Recipe — B25 ScaleDown specialist (extractive context compression)
Goal: train a small TinyGPT model that takes (question, long_document)
and outputs an extractive compressed document — a subset of the original
sentences that preserves the answer-relevant span — and submit to the
ScaleDown.ai challenge.
V1 (shipped, lexical — no GPU)
tinygpt compress is the runnable extractive compressor today, scoring
sentences with a lexical BM25-lite relevance (LexicalRelevance) instead of a
trained head:
tinygpt compress "what is RoPE?" --doc rope_paper.txt --keep-frac 0.3 --out short.txt
tinygpt compress "what is RoPE?" --doc rope_paper.txt --threshold 0.4 # score cutoff instead of length budget
Verified by evals/compress-smoke.sh (keeps on-topic sentences, drops filler,
shortens the doc) — the same “lexical V1 before the learned model” path the
reranker took. The learned token-level relevance head + LoRA + leaderboard
submission below is V2 and needs a GPU.
Status as of 2026-06-05: unblocked on compute (N02 produces the base); blocked on the canonical training data pull (D3 — MS-MARCO + NQ). A synthesis fallback path is documented below so we can start on something the moment N02 lands.
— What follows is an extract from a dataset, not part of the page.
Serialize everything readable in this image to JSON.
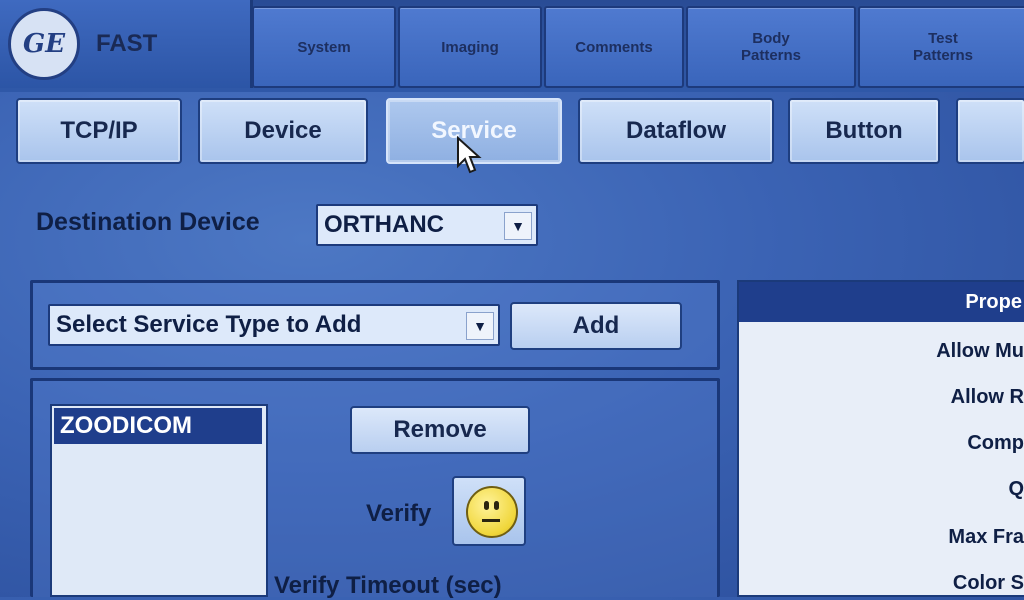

The challenge in one paragraph
ScaleDown rewards models that compress LLM context windows without losing answer fidelity. The compression must be extractive — selecting actual sentences from the source — not abstractive paraphrasing. The downstream metric is: how often does a frozen QA model still answer correctly when fed the compressed context instead of the full one? A high score means you preserved the load-bearing sentences and removed the noise.
Data we need
Each training row: {question, long_doc, label_mask} where label_mask is
a 0/1 vector over sentences in long_doc marking the ones a reader needs
to answer the question.
Canonical sources (D3 — to be pulled)
| Dataset | Why | Path it will land |
|---|---|---|
| MS-MARCO (passage config) | question + passage + answer span | ~/.cache/tinygpt/datasets/ms-marco.jsonl |
| Natural Questions (long+short answer) | natural web passages with explicit long-answer spans | ~/.cache/tinygpt/datasets/natural-questions.jsonl |
| HotpotQA (supporting_facts) | multi-hop — explicitly labelled supporting sentences | not yet planned; ~115 MB |
Synthesis fallback (if D3 stays blocked)
If we can’t get MS-MARCO/NQ pulled before training time, derive supervision from data we already have:
- From
hermes-fc.jsonl(50 MB, cached) — each tool-call example contains a “reasoning” block + the final structured call. The call’s field values are extractable spans from the reasoning. Train compression = “output the reasoning sentences that mention the field values.” - From
ultrafeedback.jsonl(1.2 GB, cached) — instruction + reference answer + bad answer. Compressed form = the sentences from the reference that justify the rating. Weaker signal but plenty of volume. - From FineWeb-Edu (the N02 corpus) — synthesize questions via a
frozen LLM (Qwen 0.6B via
tinygpt sample), label the source sentences that contain the answer span. Bootstrap.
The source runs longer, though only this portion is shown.